Brésil


Photo : Empresa Brasileira de Turismo

Mise à jour : le 10/01/02

Marché de l'emploi

 

En juillet 1994, la mise en place d'une nouvelle monnaie, le Real, accompagnée d'une politique de déréglementation, de libéralisation de l'économie et de vastes privatisations a marqué un véritable tournant pour l'économie brésilienne. Ce plan drastique a en effet permis de juguler le principal fléau auquel était confronté l'économie brésilienne depuis longtemps : l'inflation.

Cette maîtrise de l'inflation n'a cependant pas évité au Brésil d'être atteint de plein fouet par la crise financière internationale partie d'Asie en 1997. L'économie brésilienne est ainsi à nouveau entrée dans une zone de fortes turbulences en 1998. Après plusieurs années de forte croissance, le Brésil a dû se contenter d'une croissance de 0,2 % en 1998.

En janvier 1999, le gouvernement brésilien était même contraint d'abandonner sa politique du Real fort et de laisser filer sa monnaie, qui a perdu, en quatre mois, environ 40 % de sa valeur par rapport au dollar. Les prévisions de croissance pour 1999 sont très mauvaises, en dépit des aides importantes du FMI. Selon cet organisme, la croissance brésilienne devrait être négative de 3,8 % cette année. La situation, de l'avis de plusieurs économistes, est cependant en train de s'améliorer et la croissance pour 1999 pourrait être moins mauvaise que prévue.

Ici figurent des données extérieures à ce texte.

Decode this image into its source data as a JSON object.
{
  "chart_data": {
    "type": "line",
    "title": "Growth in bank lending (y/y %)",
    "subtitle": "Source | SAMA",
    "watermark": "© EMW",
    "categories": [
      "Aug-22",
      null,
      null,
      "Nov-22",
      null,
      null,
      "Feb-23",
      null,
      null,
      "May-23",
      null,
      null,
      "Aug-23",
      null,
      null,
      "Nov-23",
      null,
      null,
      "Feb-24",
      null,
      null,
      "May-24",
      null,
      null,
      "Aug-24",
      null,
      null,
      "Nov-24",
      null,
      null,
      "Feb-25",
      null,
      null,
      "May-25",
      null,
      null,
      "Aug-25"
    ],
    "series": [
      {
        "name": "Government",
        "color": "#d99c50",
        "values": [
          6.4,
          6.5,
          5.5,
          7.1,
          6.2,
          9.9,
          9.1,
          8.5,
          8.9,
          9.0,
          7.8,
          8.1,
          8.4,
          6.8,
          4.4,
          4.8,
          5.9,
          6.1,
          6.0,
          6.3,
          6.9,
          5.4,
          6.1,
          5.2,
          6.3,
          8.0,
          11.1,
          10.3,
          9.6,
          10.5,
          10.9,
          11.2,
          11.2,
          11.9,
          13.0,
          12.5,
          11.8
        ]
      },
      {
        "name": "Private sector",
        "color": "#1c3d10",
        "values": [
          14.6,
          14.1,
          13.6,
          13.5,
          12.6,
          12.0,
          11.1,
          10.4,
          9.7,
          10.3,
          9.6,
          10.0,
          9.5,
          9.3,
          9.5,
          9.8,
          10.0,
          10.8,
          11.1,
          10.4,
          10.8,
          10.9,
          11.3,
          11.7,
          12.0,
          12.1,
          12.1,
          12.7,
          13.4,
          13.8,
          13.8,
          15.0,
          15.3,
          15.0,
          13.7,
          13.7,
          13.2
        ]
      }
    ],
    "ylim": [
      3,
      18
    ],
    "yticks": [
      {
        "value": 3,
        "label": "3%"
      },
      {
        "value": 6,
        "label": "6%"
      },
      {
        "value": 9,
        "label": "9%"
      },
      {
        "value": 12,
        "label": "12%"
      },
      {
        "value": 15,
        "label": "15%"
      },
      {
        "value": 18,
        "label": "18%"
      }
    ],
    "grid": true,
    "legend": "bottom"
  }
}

Cette crise économique a bien évidemment eu des répercussions importantes sur le marché de l'emploi et sur la situation sociale au Brésil. Selon l'Institut Brésilien de Géographie et de Statistiques, le chômage a ainsi augmenté de 30 % en 1998. En février 1999, le taux de chômage a atteint 7,51 %, le second plus mauvais chiffre depuis le début de ces enquêtes en 1983. Officieusement, le taux de chômage serait bien plus important, certaines estimations avoisinant 15%. Il faut néanmoins modérer ces chiffres en rappelant que de nombreux Brésiliens occupent deux emplois : un officiel et un au noir.
Ce travail au noir représenterait un tiers de l'économie globale du pays

Dans ce contexte difficile, les Français ont toutefois quelques opportunités d'emploi. Le pays souffre parfois de carences pour des postes demandant une qualification importante. L'obtention du visa de travail étant longue et chère, les entreprises préfèrent cependant, à niveau de compétence égal, recruter un Brésilien plutôt qu'un étranger. Par conséquent, les Français qui trouvent du travail au Brésil sont avant tout des personnes ayant une formation ou une expérience spécifique apportant un "plus" par rapport aux personnes se trouvant sur le marché local.

De plus, il est nécessaire d'avoir deux ans d'expérience dans son secteur d'activité afin d'obtenir un visa de travail. Cette règle exclut quasiment automatiquement les jeunes diplômés sans expérience.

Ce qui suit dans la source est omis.